6.5Le Comité prend également note des griefs que l’auteure tire de l’article 2 (par. 3) du Pacte, lu conjointement avec l’article 19. Cependant, en l’absence de toute autre information pertinente dans le dossier, il considère que l’auteure n’a pas suffisamment étayé ces griefs aux fins de la recevabilité. Par conséquent, il déclare cette partie de la communication irrecevable au regard de l’article 2 du Protocole facultatif.

6.6Le Comité considère que les autres griefs de l’auteure, qui soulèvent des questions au regard de l’article 19 du Pacte, ont été suffisamment étayés aux fins de la recevabilité, et passe donc à leur examen au fond.

Examen au fond

7.1Conformément à l’article 5 (par. 1) du Protocole facultatif, le Comité a examiné la présente communication en tenant compte de toutes les informations que lui ont communiquées les parties.

7.2Le Comité prend note du grief de l’auteure selon lequel son droit à la liberté d’expression a été illégalement restreint en ce qu’elle a été reconnue coupable d’une infraction administrative et sanctionnée par une amende de 2 700 000 roubles pour avoir participé à une prétendue manifestation publique, alors que selon elle, elle exprimait simplement son opinion au sujet des élections présidentielles de 2015. Le Comité doit donc déterminer si la sanction que les autorités locales ont imposée à l’auteure constitue une violation des droits qui lui sont reconnus à l’article 19 du Pacte.

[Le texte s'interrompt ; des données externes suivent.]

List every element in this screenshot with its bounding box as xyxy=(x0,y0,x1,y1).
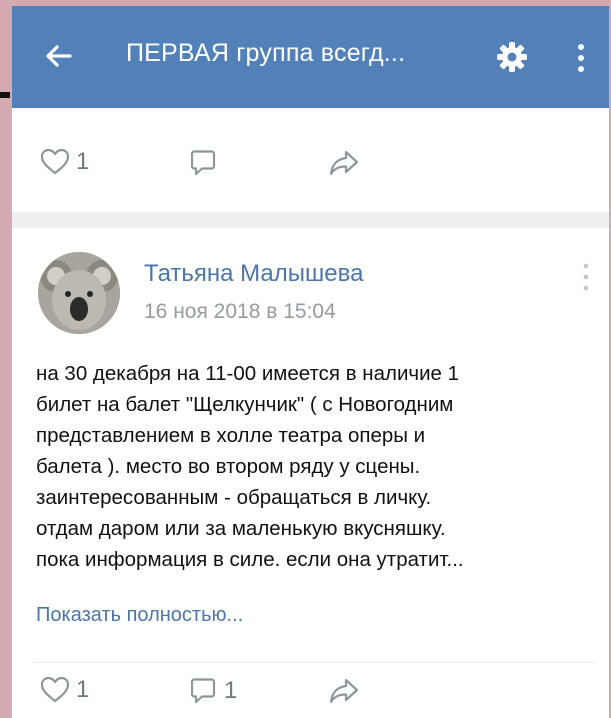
heart-icon xyxy=(40,148,70,175)
page-title: ПЕРВАЯ группа всегд... xyxy=(126,39,406,67)
avatar[interactable] xyxy=(38,252,120,334)
like-count: 1 xyxy=(76,148,90,175)
heart-icon xyxy=(40,676,70,703)
feed-separator xyxy=(12,212,609,228)
comment-button[interactable] xyxy=(188,148,224,178)
post-date: 16 ноя 2018 в 15:04 xyxy=(144,300,336,323)
koala-avatar-image xyxy=(38,252,120,334)
post-text-line: пока информация в силе. если она утратит… xyxy=(36,548,464,571)
post-text-line: представлением в холле театра оперы и xyxy=(36,424,426,447)
share-icon xyxy=(329,150,359,176)
like-button[interactable]: 1 xyxy=(40,676,89,704)
post-author[interactable]: Татьяна Малышева xyxy=(144,260,363,288)
previous-post-actions: 1 xyxy=(12,108,609,212)
frame-edge-mark xyxy=(0,92,10,98)
gear-icon[interactable] xyxy=(495,40,529,74)
comment-button[interactable]: 1 xyxy=(188,676,237,706)
more-vertical-icon[interactable] xyxy=(576,42,586,74)
more-vertical-icon[interactable] xyxy=(582,262,590,292)
comment-count: 1 xyxy=(224,677,238,704)
post-text-line: заинтересованным - обращаться в личку. xyxy=(36,486,432,509)
post-actions: 1 1 xyxy=(12,664,609,718)
share-button[interactable] xyxy=(328,148,360,178)
post-text-line: балета ). место во втором ряду у сцены. xyxy=(36,455,421,478)
divider xyxy=(34,662,596,663)
arrow-left-icon[interactable] xyxy=(38,36,78,76)
share-icon xyxy=(329,678,359,704)
like-button[interactable]: 1 xyxy=(40,148,89,176)
post-text: на 30 декабря на 11-00 имеется в наличие… xyxy=(36,358,596,575)
like-count: 1 xyxy=(76,676,90,703)
post-text-line: на 30 декабря на 11-00 имеется в наличие… xyxy=(36,362,460,385)
app-bar: ПЕРВАЯ группа всегд... xyxy=(12,6,609,108)
post-text-line: отдам даром или за маленькую вкусняшку. xyxy=(36,517,446,540)
post-text-line: билет на балет "Щелкунчик" ( с Новогодни… xyxy=(36,393,454,416)
comment-icon xyxy=(190,678,216,704)
show-more-link[interactable]: Показать полностью... xyxy=(36,604,243,627)
comment-icon xyxy=(190,150,216,176)
share-button[interactable] xyxy=(328,676,360,706)
wall-post: Татьяна Малышева 16 ноя 2018 в 15:04 на … xyxy=(12,228,609,718)
phone-screen: ПЕРВАЯ группа всегд... 1 Татьяна Малышев… xyxy=(12,6,609,718)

7.3Le Comité renvoie à ce sujet à son observation générale no 34 (2011) sur la liberté d’opinion et la liberté d’expression, dans laquelle il affirme notamment que la liberté d’expression est essentielle pour toute société et constitue le fondement de toute société libre et démocratique. Il fait observer que l’article 19 (par. 3) du Pacte autorise l’application de certaines restrictions à la liberté d’expression, y compris à la liberté de diffuser des informations et des idées, dans la seule mesure où ces restrictions sont fixées par la loi et sont nécessaires : a) au respect des droits ou de la réputation d’autrui ; b) à la sauvegarde de la sécurité nationale, de l’ordre public, de la santé ou de la moralité publiques. Enfin, les restrictions imposées à la liberté d’expression ne doivent pas avoir une portée trop large ; elles doivent constituer le moyen le moins perturbateur parmi ceux qui pourraient permettre d’assurer la fonction de protection recherchée et doivent être proportionnées à l’intérêt à protéger. Le principe de la proportionnalité doit être respecté non seulement dans la loi qui institue les restrictions, mais également par les autorités administratives et judiciaires chargées de l’application de la loi. Quand un État partie invoque un motif légitime pour justifier une restriction à la liberté d’expression, il doit démontrer de manière spécifique et individualisée la nature précise de la menace qui pèse sur les éléments particuliers énoncés à l’article 19 (par. 3) et qui l’a conduit à restreindre la liberté d’expression, ainsi que la nécessité et la proportionnalité de la mesure particulière prise, en particulier en établissant un lien direct et immédiat entre l’expression et la menace. Le Comité rappelle que c’est donc à l’État partie qu’il incombe de démontrer que les restrictions apportées aux droits que l’auteure tient de l’article 19 du Pacte étaient nécessaires et proportionnées.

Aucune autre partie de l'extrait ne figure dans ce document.